Every poet’s start begins with a story, the poets agreed.

“I realized that my journey was connected with my divorce,” Mr. Moglia said. “I started going to poetry groups and you see, after 20 years, people coming in and starting off with something that they think is some little flowery-type poem. But then all of a sudden, week number three, somebody ran out on them or this relationship went kaput or there was a death of a child in the family. Terrible things. But they all come out.”

“It’s funny that you say that,” Springs-based Antje Katcher added. “I started writing when I was a teenager, but in German. The way I started going back into it was I sat down at my typewriter and said, ‘I couldn’t believe what he’d done this time!’”

She paused for dramatic effect as her fellow poets burst into laughter.

“That was about three years before my divorce,” she concluded with a chuckle.

“Well, there it is,” Mr. Moglia said. “And when people finish a poem that hits, you’ll hear the emotional, ‘Ahh.’ If a person sits back and says, ‘Well, that was a really well-done poem,’ no, something’s off. It’s usually this initial, emotional reaction. That’s what poetry does.”

“That’s why I’m shouting out when I should be quiet,” Ms. Bishop said.

According to Mr. Russo, poetry is so powerful because it’s a condensation of experience, emotion and feeling.

“It’s always very meaningful to the poet, otherwise he or she wouldn’t bother to put it down,” he said.

“There’s something visceral about it,” Keven Bridge of Southampton added. “It’s more like a dream state.”
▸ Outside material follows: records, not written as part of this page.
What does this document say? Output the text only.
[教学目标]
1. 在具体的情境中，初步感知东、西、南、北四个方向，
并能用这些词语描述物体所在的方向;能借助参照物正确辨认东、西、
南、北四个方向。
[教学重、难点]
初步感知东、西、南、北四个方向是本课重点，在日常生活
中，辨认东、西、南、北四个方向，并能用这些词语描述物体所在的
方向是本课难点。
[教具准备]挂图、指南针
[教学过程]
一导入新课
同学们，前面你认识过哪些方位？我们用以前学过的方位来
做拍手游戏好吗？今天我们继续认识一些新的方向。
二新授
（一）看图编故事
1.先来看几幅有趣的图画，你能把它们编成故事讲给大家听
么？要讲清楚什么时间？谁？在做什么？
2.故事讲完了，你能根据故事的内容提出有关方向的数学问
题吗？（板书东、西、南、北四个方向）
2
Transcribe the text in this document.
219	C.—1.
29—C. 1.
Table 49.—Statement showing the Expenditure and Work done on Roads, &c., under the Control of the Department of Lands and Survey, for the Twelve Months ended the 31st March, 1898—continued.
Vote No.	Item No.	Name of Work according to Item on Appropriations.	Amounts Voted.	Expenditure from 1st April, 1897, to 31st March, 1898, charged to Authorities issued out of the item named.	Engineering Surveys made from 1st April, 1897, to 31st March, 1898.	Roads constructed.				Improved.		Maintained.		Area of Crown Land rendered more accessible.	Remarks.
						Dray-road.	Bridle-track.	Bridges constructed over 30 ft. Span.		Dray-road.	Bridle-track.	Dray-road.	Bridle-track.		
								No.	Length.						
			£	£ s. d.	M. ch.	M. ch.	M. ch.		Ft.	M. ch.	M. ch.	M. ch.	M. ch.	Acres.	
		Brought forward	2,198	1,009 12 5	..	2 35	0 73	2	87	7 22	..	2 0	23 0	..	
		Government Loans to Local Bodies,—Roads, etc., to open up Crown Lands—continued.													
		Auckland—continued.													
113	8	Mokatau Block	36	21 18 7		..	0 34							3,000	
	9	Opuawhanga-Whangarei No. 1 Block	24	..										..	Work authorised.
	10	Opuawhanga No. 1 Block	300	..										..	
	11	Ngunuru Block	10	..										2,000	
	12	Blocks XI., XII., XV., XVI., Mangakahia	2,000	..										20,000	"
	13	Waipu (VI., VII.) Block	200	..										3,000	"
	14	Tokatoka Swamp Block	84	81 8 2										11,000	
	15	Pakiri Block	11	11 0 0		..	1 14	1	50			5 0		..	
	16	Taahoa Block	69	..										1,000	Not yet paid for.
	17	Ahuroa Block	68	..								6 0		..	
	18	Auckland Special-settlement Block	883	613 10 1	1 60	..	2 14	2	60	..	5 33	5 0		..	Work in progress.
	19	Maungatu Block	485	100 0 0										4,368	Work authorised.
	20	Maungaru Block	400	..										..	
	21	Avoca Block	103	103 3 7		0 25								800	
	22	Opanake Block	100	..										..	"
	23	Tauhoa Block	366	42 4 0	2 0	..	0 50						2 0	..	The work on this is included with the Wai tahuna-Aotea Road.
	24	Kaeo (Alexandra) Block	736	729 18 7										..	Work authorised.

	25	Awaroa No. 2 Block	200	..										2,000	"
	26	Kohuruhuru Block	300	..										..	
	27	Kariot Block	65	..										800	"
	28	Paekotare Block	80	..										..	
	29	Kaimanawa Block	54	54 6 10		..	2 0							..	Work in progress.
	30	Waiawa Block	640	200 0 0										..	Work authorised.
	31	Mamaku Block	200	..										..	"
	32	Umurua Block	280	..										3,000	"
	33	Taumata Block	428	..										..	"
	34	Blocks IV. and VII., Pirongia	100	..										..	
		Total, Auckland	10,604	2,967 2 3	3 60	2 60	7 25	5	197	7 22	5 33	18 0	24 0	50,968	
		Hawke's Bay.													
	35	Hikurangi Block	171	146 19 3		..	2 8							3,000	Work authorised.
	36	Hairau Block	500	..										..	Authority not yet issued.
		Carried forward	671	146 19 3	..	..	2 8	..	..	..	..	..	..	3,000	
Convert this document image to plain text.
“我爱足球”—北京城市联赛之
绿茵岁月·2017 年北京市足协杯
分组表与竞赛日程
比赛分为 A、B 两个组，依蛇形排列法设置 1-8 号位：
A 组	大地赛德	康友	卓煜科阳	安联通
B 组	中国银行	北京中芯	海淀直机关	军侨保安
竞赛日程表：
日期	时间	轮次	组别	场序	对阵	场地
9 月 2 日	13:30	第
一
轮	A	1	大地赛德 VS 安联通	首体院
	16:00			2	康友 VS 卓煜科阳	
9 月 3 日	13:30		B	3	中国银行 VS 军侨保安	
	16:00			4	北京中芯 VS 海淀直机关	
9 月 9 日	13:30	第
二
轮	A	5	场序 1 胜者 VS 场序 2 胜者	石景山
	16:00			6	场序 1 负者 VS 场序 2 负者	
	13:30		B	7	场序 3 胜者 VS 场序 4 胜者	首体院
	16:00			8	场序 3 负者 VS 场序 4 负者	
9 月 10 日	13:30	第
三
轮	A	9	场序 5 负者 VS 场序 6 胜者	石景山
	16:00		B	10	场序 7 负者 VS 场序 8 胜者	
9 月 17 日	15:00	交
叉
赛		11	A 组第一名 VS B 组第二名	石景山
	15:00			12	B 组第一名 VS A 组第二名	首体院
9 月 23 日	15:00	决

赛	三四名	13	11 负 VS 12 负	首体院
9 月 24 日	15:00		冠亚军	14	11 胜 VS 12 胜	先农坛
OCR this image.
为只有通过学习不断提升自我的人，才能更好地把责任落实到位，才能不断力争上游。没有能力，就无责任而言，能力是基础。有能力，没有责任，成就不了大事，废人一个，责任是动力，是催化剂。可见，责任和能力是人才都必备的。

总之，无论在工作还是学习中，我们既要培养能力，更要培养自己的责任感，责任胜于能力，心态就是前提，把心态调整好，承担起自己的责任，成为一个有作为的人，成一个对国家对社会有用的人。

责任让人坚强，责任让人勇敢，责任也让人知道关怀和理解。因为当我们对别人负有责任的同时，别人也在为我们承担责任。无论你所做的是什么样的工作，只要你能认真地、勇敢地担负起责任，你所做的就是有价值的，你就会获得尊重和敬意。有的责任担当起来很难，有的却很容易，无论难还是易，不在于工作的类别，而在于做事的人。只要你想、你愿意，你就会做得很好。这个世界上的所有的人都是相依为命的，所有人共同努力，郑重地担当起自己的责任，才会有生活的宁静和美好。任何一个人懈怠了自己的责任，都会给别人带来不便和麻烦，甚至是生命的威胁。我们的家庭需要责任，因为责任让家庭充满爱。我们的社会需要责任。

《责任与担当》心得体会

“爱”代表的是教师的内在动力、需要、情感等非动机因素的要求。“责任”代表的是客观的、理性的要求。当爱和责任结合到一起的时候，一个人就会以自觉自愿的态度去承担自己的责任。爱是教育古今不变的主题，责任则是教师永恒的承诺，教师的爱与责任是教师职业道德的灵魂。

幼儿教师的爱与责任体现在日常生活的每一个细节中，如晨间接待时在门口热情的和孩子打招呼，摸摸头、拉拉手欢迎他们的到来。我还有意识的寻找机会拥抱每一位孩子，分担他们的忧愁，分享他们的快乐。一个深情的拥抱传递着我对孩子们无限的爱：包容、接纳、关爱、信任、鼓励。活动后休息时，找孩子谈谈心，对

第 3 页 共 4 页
When asked what advice they would give to budding poets, several workshoppers replied simultaneously, “Just write.” Read a lot of poetry, they said, and read it out loud. Their suggestions run the gamut, from American best-sellers Billy Collins and Mary Oliver to rap lyrics and the Bible.

And don’t forget to join a poetry group.

“We’re always hungry for beginners,” Mr. Russo said.
“So we’ll see you next week!” Mr. Moglia said.

“We’ve seen people come here to start, and have grown,” Ms. Katcher added.

“That’s what you expect,” Mr. Russo said. “That’s what you hope.”